まいらいふのページ

2009年 「まいらいふ」11月号

女の子の外性器異常

性別判断を誤ることもある陰核肥大

 女の子の外性器として、陰核、陰唇(いんしん)、膣(ちつ)などがあります。陰唇は大陰唇と小陰唇とに分かれ、陰核と小陰唇は男の子の陰茎(いんけい)に、大陰唇は男の子の陰のうに当たります。お母さんの治療に使われるホルモン剤や、赤ちゃんの副腎性器症候群という内分泌系の病気によって、陰核が大きくなることがあります。これを「陰核肥大」と呼びます。また、赤ちゃんの外性器の発達が未熟なときは、性別の区別がすぐに決められない性分化異常のことがあります。この時に、男の子の小さな陰茎を「陰核肥大」と考えて、女の子と判断してしまう場合もあります。
 左右の陰唇が癒着(ゆちゃく)し、膣の入り口を覆うようになったものを「陰唇癒着」と呼びます。多くは外陰部の炎症が治る途中に癒着したもので、乳児健診などで見つかります。癒着の程度が強い場合には癒着をはがす治療を行います。綿棒や器具を使う方法とホルモンの軟膏(なんこう)を塗る方法があるので、かかりつけ医に相談してください。
 成長し、月経が始まるころになり下腹部痛が周期的に次第に強くなるようなら、「処女膜閉鎖」や「膣閉鎖」が原因となっていることがあります。できるだけ早く婦人科で切開する治療が必要です。


痛みやかゆみは尿路感染症、外陰炎かも

 女の子が外性器を痛がったり、かゆがったりするときは、おしっこの通り道や出口の感染症、すなわち「尿路感染症」や「外陰炎」かもしれません。尿の検査をしてたまたま見つかることもあります。抗生物質や炎症を抑える薬などによる治療が必要なので、かかりつけ医を受診してください。珍しいものとしては、ギョウ虫の「膣迷入」があります。ギョウ虫は盲腸にすむ寄生虫で肛門周囲に産卵します。肛門と膣とは近いため、間違って膣にギョウ虫が来てしまうとかゆみや痛みを訴えます。駆除が必要なので、家族全員で市販のギョウ虫駆除剤の内服を行います。


外性器異常に病気が隠れていることも
熊本大学医学部附属病院
小児科
講師 中村公俊

 生まれて数日後の女の子に、膣からの出血が見られることがあります。お母さんのおなかにいるときに性ホルモンの影響を受け、赤ちゃんの子宮内膜は肥厚(ひこう)します。出生後はお母さんからのホルモンが来なくなるので、ホルモン量が減少し子宮内膜が脱落して月経が起こります。これを「新生児月経」と呼びます。ホルモンの働きによって赤ちゃんの乳腺も発達し、一時的にお乳が出る「魔乳」が見られることもあります。どちらも自然に止まるので、治療せずに様子を見ます。
 女の子の外性器の異常には、体のほかの部分の病気が隠れていることがあるので、注意が必要です。ほとんどの場合は生まれた後の血液検査や乳幼児期の健診で見つけることができます。しかし、成長の途中で異常が出てくることもあるので、そのときはかかりつけ医に相談してください。


Q&A
 インフルエンザのシーズンが近づいて大変心配です。授乳中の赤ちゃんと3歳の男児がいますが、どうしたらいいでしょうか。
熊本大学大学院
医学薬学研究部 
新生児学寄附講座 
特任教授 三渕浩

 今年は、通常のインフルエンザと新型インフルエンザが両方流行する可能性があり、注意が必要な状況です。

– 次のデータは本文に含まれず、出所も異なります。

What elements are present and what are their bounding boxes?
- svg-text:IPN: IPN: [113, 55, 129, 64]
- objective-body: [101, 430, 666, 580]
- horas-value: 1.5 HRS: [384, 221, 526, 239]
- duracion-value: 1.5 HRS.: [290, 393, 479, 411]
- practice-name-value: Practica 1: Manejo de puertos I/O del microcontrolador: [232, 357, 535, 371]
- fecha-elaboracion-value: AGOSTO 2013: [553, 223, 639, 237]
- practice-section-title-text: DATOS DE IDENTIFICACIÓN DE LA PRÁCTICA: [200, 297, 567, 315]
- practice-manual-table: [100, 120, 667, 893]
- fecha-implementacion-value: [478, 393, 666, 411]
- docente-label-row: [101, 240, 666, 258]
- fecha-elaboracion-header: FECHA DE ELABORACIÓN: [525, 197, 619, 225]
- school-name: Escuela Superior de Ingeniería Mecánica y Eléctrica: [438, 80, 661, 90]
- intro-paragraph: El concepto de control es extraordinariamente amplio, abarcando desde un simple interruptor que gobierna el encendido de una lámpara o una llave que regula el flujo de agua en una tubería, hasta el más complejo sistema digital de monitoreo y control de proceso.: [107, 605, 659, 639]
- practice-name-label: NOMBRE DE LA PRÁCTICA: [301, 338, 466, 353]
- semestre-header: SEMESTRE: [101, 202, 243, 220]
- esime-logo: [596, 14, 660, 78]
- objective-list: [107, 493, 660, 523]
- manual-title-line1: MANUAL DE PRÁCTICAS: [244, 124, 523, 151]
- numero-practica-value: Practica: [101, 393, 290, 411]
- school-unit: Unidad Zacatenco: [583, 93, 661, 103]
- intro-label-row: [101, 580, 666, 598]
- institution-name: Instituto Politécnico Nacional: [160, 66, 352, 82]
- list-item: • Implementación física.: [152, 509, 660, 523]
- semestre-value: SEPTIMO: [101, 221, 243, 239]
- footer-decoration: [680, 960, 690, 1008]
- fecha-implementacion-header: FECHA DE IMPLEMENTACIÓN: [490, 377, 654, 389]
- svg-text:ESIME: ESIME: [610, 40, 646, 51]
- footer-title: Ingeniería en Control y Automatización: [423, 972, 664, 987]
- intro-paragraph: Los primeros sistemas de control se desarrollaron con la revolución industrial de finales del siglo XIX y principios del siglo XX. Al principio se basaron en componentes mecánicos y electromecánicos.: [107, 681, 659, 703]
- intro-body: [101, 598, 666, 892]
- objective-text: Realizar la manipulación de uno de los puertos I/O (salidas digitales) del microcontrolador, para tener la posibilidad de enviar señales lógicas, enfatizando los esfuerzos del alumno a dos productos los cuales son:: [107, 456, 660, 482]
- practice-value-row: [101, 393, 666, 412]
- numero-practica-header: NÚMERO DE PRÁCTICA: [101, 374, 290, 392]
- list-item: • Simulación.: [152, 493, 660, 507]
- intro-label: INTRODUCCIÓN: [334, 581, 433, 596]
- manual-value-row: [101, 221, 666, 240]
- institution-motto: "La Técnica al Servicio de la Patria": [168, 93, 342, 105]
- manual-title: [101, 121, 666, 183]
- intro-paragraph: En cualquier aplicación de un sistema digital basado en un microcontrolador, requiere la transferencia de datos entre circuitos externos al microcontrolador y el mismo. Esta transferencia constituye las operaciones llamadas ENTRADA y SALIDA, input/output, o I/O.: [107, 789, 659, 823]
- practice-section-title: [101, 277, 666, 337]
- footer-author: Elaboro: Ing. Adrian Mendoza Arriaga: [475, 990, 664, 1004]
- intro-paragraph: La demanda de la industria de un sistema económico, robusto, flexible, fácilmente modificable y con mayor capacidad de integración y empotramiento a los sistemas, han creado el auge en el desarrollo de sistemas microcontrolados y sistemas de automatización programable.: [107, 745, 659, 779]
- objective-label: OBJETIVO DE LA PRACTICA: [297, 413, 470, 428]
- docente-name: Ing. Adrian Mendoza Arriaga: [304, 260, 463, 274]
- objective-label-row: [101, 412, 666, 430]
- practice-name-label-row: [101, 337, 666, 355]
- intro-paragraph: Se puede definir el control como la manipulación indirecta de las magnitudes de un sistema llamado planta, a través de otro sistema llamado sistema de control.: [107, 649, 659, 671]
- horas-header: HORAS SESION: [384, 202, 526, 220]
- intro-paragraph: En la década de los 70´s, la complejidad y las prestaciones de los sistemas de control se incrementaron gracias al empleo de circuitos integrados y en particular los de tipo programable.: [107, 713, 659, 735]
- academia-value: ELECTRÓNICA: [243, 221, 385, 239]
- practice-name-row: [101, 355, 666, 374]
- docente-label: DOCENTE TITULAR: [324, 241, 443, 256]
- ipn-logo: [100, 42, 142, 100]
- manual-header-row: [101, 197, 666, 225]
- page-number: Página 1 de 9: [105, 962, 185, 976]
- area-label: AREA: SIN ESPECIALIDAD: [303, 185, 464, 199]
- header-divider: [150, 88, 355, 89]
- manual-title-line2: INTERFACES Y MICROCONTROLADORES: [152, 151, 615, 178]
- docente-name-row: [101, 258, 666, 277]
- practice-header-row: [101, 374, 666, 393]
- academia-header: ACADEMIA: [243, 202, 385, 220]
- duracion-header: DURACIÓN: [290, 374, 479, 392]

しかし、新型インフルエンザの現在の病原性はそれほど強いものではなく(基礎疾患のある人は注意)、冷静な対応が大切と言われています。
 まずはワクチンが重要ですので、新型に限らず従来の予防接種を含めて受けておくことが大切です。また、日ごろからの予防として、せきエチケットを守る。人混みを避ける。外出時、混み合った場所ではマスクを着ける。せっけんを使った手洗い、うがいを小まめにする。栄養、休養、睡眠を十分に取ることが重要です。これらを守りながらも、「かかったかな」と思ったら、かかりつけ医に連絡して症状を説明し、指示に従ってください。かかりつけ医がいない場合や受診する医療機関が分からない場合は、お住まいの地域の保健所のインフルエンザ発熱相談センターに相談すると、最寄りの医療機関を紹介してくれます。
 新型インフルエンザにも、タミフルなどの抗インフルエンザ薬は有効と言われています。また、授乳中にり患しても、抗インフルエンザ薬を飲んでもかまいませんし、母乳を中止する必要はないと言われています。ただし、マスクや手洗いなど赤ちゃんにうつさない工夫が必要です。